Litige avec un concessionnaire : 7 histoires qui se sont retrouvées en cour
Moteur qui brise, tactiques de vente illégales, publicité trompeuse, financement trop cher, garantie non respectée... Voici les mésaventures de sept propriétaires de véhicules qui se sont retrouvés aux petites créances. Certains ont gagné sur toute la ligne; d’autres, en partie seulement.
Frais illégaux
Rétention d’information
Financement plus cher que prévu
Publicité trompeuse
Garantie insuffisante
Situation stressante
Garantie pas réellement expirée
4 conseils pour tirer votre épingle du jeu
Qu’il s’agisse d’une auto neuve ou d’occasion, achetée ou louée à long terme, certains concessionnaires ont le don de tirer sur l’élastique. Si vous êtes empêtré dans un litige, la première chose à faire est d’entamer le dialogue avec le commerçant. Si cela ne fonctionne pas et que vous avez épuisé vos recours (apprenez-en plus au pv.ca/litige-auto), vous devrez soumettre le démêlé à un juge.
Pour vous donner une idée du déroulement et de l’issue de ce genre de cause aux petites créances, nous avons sélectionné pour vous sept jugements rendus entre 2020 et 2023. Ces exemples sont susceptibles de vous aider dans vos démarches. Pour aller plus loin, voyez aussi les précautions à prendre à l’achat d’une auto neuve et consultez notre palmarès des meilleurs concessionnaires automobiles.
Frais illégaux
En 2019, un consommateur achète un GMC Terrain usagé auprès de St-Jérôme Chevrolet Buick GMC. Selon lui, des frais non justifiés ont été ajoutés au prix de 16 995 $ inscrit sur l’étiquette du véhicule utilitaire sport (VUS). Il soutient aussi qu’on lui avait promis de payer le solde dû sur sa Camaro qu’il échangerait au moment de la transaction, alors que cela n’a pas été fait.
Devant la cour, le concessionnaire explique qu’il a plutôt dit que le prix du GMC serait déterminé en fonction de la valeur de reprise de la Camaro et du solde dû sur celle-ci. Contrat en main, le juge constate que le commerçant dit vrai et que certains suppléments mentionnés par le client ont été ajoutés avec son plein consentement.
Il remarque toutefois que les frais de consultation de l’historique du véhicule (CarProof) ainsi que les frais d’administration du concessionnaire et de la banque – 1 518 $ au total – auraient dû être inclus. La loi est claire à ce sujet : le prix affiché du véhicule doit inclure tous les frais, à l’exception de la taxe sur les produits et services (TPS), la taxe de vente du Québec (TVQ) et le droit sur les pneus.

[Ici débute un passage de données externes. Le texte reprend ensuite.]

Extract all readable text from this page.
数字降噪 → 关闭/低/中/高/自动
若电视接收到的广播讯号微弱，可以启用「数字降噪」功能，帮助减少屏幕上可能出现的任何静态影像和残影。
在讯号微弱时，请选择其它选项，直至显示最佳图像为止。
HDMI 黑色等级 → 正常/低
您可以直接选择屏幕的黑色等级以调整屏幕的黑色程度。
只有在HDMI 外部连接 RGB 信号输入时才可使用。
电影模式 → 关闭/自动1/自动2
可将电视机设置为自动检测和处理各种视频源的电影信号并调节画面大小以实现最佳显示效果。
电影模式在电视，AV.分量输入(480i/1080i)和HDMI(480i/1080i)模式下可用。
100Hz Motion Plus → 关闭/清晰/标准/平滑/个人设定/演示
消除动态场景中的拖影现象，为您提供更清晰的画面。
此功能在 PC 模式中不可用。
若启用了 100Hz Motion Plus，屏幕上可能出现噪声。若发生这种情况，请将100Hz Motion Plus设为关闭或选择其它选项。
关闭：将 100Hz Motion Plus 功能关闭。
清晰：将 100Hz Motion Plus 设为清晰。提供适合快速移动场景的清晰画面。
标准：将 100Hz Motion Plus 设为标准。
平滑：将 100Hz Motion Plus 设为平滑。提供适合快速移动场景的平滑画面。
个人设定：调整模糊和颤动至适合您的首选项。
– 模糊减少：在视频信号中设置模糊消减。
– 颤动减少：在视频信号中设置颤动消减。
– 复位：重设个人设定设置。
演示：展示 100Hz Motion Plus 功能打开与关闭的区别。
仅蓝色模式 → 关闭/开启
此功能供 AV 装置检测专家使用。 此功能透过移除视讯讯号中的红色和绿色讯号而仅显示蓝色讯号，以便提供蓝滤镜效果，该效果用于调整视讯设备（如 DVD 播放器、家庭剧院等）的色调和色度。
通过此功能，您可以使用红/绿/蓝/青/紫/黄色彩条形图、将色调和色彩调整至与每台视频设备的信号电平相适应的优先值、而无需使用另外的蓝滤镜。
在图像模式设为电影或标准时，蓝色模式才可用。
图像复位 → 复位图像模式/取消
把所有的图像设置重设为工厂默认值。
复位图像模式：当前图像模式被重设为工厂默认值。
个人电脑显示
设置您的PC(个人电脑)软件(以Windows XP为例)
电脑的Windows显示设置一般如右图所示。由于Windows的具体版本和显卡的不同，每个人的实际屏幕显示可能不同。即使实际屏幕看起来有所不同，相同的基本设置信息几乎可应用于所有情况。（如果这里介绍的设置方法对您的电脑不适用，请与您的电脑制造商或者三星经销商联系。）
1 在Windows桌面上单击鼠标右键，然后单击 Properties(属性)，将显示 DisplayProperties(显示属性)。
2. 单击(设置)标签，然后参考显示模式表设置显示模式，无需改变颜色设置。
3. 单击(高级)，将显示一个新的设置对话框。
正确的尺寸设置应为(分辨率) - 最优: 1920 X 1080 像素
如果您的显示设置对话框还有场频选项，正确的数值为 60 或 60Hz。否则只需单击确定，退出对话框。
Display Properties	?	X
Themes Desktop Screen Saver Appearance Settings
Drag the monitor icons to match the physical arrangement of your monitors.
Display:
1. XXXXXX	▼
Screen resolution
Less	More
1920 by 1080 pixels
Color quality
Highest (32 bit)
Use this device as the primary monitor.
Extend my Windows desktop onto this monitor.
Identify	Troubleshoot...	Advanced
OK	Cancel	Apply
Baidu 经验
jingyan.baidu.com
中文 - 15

Selon le juge, la preuve montre que les documents ont été signés « en vitesse et sans explications ». Verdict? Le concessionnaire doit rembourser les frais illégaux (1 518 $) et payer des dommages punitifs de 500 $. (Jugement 700-32-035467-206 rendu en 2022.)
Rétention d’information
Aux petites créances, le tribunal tranche selon ce qui est le plus probable, même si le fait n’est pas démontré hors de tout doute. Une présomption doit toutefois « être suffisamment grave, précise et concordante », comme l’énonce le juge dans l’histoire de cet homme qui achète en 2019 un Hyundai Kona électrique EV Ultimate à 52 000 $ à Seray Hyundai Chambly.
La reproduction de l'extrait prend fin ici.